In Mrs. Grant and Madame Jule, New York Times bestselling author Jennifer Chiaverini imagines the profound and complex relationship between beloved First Lady Julia Grant and the courageous, resourceful woman who was her slave.
In 1844, the shy Missouri belle Julia Dent met Lieutenant Ulysses S. Grant, a brilliant horseman and reluctant soldier. The two fell deeply in love, but four years passed before Julia’s father permitted them to wed. The groom’s abolitionist family refused to attend the ceremony.

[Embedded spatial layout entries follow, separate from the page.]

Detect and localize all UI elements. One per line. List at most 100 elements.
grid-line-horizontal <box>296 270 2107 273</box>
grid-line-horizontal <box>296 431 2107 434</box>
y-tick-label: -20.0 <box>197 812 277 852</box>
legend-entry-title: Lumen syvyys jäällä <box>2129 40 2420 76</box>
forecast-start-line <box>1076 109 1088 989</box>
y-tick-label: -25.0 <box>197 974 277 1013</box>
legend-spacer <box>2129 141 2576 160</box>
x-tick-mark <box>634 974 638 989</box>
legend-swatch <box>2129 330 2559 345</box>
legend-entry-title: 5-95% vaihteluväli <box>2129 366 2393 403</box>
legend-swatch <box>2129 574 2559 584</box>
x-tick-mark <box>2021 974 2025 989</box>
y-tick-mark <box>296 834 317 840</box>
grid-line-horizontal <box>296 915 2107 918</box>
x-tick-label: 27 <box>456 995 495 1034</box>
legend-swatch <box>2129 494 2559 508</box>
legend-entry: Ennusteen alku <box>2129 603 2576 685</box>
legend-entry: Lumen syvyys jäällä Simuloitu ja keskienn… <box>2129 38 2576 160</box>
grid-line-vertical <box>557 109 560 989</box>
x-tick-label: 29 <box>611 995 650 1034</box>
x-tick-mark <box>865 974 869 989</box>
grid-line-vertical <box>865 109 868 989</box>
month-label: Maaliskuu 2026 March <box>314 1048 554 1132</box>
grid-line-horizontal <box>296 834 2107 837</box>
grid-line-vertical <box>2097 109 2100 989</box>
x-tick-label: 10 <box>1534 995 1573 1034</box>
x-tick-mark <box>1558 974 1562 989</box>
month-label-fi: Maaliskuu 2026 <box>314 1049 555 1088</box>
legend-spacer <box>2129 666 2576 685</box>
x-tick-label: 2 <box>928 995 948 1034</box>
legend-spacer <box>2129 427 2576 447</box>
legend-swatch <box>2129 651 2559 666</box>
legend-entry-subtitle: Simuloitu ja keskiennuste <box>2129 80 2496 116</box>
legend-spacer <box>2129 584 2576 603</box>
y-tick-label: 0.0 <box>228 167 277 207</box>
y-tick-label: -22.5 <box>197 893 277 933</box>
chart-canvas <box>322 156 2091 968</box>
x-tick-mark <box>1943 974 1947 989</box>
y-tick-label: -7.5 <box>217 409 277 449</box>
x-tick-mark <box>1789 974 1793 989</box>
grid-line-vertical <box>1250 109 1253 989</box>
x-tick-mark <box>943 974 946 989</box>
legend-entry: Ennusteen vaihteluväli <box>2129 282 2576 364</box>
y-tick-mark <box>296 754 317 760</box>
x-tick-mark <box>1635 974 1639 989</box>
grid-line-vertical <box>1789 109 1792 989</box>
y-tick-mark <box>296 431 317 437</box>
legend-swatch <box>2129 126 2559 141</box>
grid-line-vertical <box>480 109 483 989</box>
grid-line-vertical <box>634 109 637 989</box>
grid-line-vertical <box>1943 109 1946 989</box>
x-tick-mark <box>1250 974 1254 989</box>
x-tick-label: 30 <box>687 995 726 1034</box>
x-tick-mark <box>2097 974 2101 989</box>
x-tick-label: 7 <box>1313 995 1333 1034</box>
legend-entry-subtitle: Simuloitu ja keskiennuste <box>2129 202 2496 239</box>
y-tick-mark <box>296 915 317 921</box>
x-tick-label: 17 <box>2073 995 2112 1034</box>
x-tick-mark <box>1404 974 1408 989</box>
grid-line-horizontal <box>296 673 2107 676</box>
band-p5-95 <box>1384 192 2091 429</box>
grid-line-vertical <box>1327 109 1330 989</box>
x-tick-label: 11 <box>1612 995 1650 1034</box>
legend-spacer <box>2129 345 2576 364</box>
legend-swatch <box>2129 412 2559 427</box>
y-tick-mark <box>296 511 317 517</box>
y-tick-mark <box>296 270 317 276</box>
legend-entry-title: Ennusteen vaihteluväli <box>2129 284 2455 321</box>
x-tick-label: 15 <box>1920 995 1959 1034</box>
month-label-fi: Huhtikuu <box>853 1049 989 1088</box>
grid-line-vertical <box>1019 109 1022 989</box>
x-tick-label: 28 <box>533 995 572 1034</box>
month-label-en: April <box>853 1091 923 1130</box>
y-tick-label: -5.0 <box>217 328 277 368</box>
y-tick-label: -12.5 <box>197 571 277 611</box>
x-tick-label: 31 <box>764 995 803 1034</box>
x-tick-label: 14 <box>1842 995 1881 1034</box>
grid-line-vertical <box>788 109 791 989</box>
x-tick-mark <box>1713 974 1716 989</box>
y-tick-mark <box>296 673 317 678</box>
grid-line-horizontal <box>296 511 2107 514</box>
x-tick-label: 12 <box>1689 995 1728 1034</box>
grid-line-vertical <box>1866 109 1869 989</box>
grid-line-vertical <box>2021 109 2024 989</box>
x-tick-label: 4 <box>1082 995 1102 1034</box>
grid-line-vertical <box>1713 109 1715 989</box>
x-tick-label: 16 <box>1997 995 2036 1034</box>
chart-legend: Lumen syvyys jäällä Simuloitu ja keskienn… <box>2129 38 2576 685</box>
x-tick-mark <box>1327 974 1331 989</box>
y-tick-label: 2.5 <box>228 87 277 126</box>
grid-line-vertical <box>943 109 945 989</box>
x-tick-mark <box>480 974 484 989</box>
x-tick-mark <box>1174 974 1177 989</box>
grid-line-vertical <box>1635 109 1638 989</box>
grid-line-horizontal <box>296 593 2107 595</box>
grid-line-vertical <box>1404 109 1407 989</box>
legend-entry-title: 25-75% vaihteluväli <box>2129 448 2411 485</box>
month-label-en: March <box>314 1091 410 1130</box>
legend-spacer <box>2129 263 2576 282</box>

Despite her new husband’s objections, Julia kept as her slave another Julia, known as Jule. Since childhood they had been companions and confidantes; Julia was gifted with prophetic dreams, which Jule helped her interpret. Julia secretly taught Jule to read, while Jule became her vision-impaired mistress’s eyes to the world. But beneath the gathering clouds of war, the stark distinctions between mistress and slave inevitably strained and altered their tenuous friendship.
As Ulysses rose through the ranks of the Union army during the Civil War, he often summoned Julia and their four children to join him at military headquarters. The general’s wife rarely failed to bring her favorite maid along, tearing Jule from her own beloved husband, whom she had secretly married in defiance of the law. Both women risked certain danger as they traveled to and from the field of war, but for Jule, the hazards of travel also brought knowledge and opportunity.
Even as Julia Grant championed the Union cause and advocated for suffering women on both sides of the brutal conflict, she continued to hold Jule as a slave behind federal lines—until the signing of the Emancipation Proclamation inspired Jule to make a daring bid for freedom. Mrs. Grant and Madame Jule is the first novel to chronicle the singular relationship of these two remarkable women, bound by light and shadow.